The former point has become more and more intense for me over the years--as STEM departments have been under pressure to improve outcomes for underprepared students and to make their majors more inclusive, there have been more students who survive a "weed out" despite receiving poor grades in the lower rungs of the curricular hierarchy and maybe only barely making it through the major at all only to flourish spectacularly at a later date in a professional or scholarly role that rests on their undergraduate education. It means there really shouldn't be courses that are impassable barriers, especially in terms of what you're suggesting here--that since you can't have students engaged in the actual practice of a STEM field before they have the necessary preparation, you have to give them some feel for how challenging that practice is going to be, whereas many of the humanities and social sciences can set students to actual practice of their fields and disciplines from the get-go and just help them become more and more sophisticated in that practice over time.
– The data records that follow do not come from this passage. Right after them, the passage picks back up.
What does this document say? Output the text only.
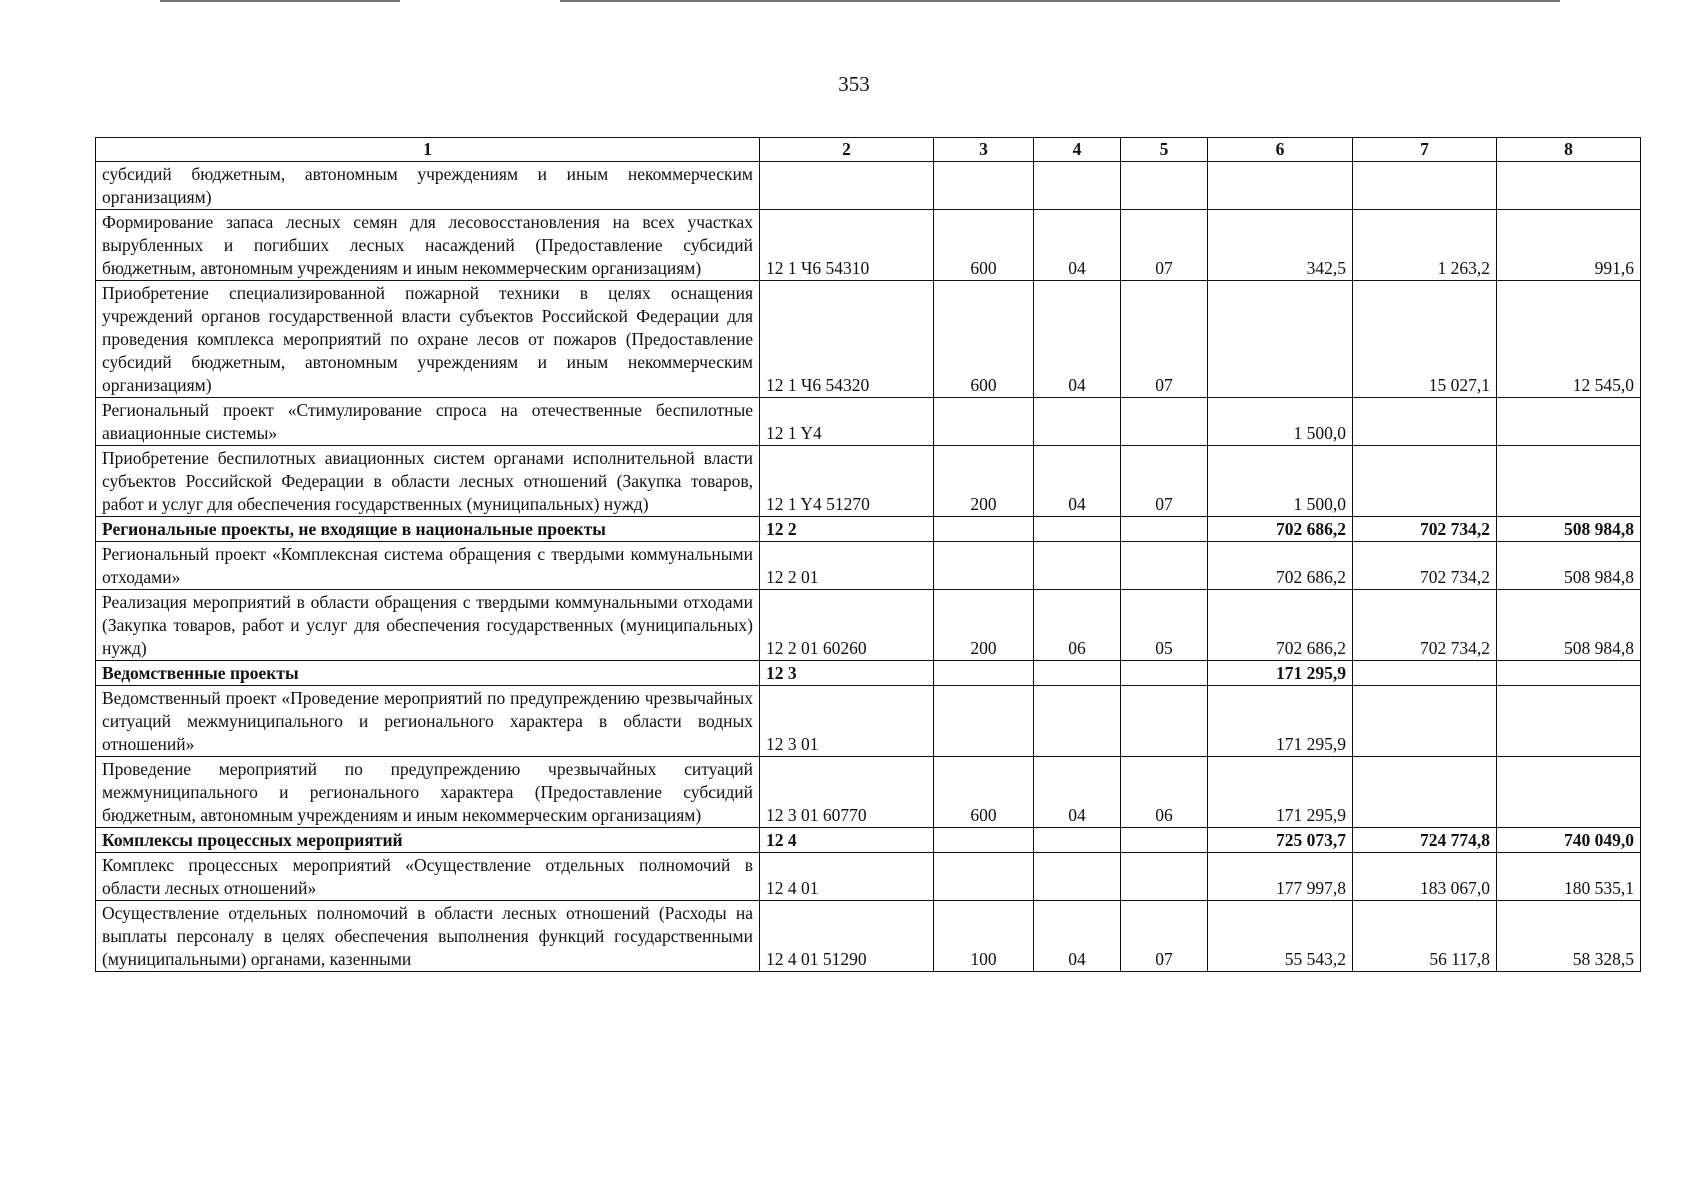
353
1	2	3	4	5	6	7	8
субсидий бюджетным, автономным учреждениям и иным некоммерческим организациям)							
Формирование запаса лесных семян для лесовосстановления на всех участках вырубленных и погибших лесных насаждений (Предоставление субсидий бюджетным, автономным учреждениям и иным некоммерческим организациям)	12 1 Ч6 54310	600	04	07	342,5	1 263,2	991,6
Приобретение специализированной пожарной техники в целях оснащения учреждений органов государственной власти субъектов Российской Федерации для проведения комплекса мероприятий по охране лесов от пожаров (Предоставление субсидий бюджетным, автономным учреждениям и иным некоммерческим организациям)	12 1 Ч6 54320	600	04	07		15 027,1	12 545,0
Региональный проект «Стимулирование спроса на отечественные беспилотные авиационные системы»	12 1 Y4				1 500,0		
Приобретение беспилотных авиационных систем органами исполнительной власти субъектов Российской Федерации в области лесных отношений (Закупка товаров, работ и услуг для обеспечения государственных (муниципальных) нужд)	12 1 Y4 51270	200	04	07	1 500,0		
Региональные проекты, не входящие в национальные проекты	12 2				702 686,2	702 734,2	508 984,8
Региональный проект «Комплексная система обращения с твердыми коммунальными отходами»	12 2 01				702 686,2	702 734,2	508 984,8
Реализация мероприятий в области обращения с твердыми коммунальными отходами (Закупка товаров, работ и услуг для обеспечения государственных (муниципальных) нужд)	12 2 01 60260	200	06	05	702 686,2	702 734,2	508 984,8
Ведомственные проекты	12 3				171 295,9		
Ведомственный проект «Проведение мероприятий по предупреждению чрезвычайных ситуаций межмуниципального и регионального характера в области водных отношений»	12 3 01				171 295,9		
Проведение мероприятий по предупреждению чрезвычайных ситуаций межмуниципального и регионального характера (Предоставление субсидий бюджетным, автономным учреждениям и иным некоммерческим организациям)	12 3 01 60770	600	04	06	171 295,9		
Комплексы процессных мероприятий	12 4				725 073,7	724 774,8	740 049,0
Комплекс процессных мероприятий «Осуществление отдельных полномочий в области лесных отношений»	12 4 01				177 997,8	183 067,0	180 535,1
Осуществление отдельных полномочий в области лесных отношений (Расходы на выплаты персоналу в целях обеспечения выполнения функций государственными (муниципальными) органами, казенными	12 4 01 51290	100	04	07	55 543,2	56 117,8	58 328,5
But I also think many STEM faculty under-imagine what those end-state professional practices are in relationship to the discipline that they themselves work with. The relationship between primary care medicine and biology/biochemistry is more distant than a lot of faculty credit; the notion that organic chemistry is giving premed students a challenging window into their professional future and letting them decide whether they're going to find that life congenial just seems empirically untrue. If I really wanted to "weed out" future doctors before they get themselves deep in debt and find it's not the life they wanted, I'd compel them to endure the terrible conditions facing many residents, I'd have them deal with insurance adjusters telling them what they can and cannot offer as a standard of care, I'd have them spend a day listening to patients of all temperaments and presentations, and I'd have them spend a Saturday night in a crowded underfunded urban emergency room. The notion that organic chemistry is a good proxy test of what life as a basic physician (or other health-care professional) will be like just seems wrong. I think we try to tell ourselves that our assessments are good predictions of later professional competency, and I think for our own disciplines, that's absolutely true. I cannot imagine that someone who profoundly hated physics (or history) could perservere and become a skilled scholarly physicist or historian. But I can imagine someone surviving biology enough to do any number of jobs where biological science is somewhere present but not determinative of everyday professional practice. In some cases, this is not at all hypothetical--there's tons of evidence that barely-passing CS majors may end up being enormously successful tech designers or executives, barely-passing engineers may end up flourishing in industry or policy, etc.
I agree with you that STEM fields do build on foundations, which end up serving as weed out classes. That being said, I also think the way of teaching physics that I experienced was designed for future physicists and not for a broader audience (eg. Engineers, other majors taking intro Physics). They often dove into the math rather than taking the pains to explain how it connects to real life.
Moving further into the course, us experimentalists experienced something similar from courses taught by theoreticians. For instance, we were taught Jackson, without explaining why and when the formal framework is needed. I finally got "weeded out" when I went for a QFT course in grad school, and even the first lecture wasn't explained in a way I could understand.
In professional life, I have found people of all backgrounds pick up a working knowledge of almost anything that relates to what they do. I think physics education has a lot of opportunity to make it more accessible to a wider audience.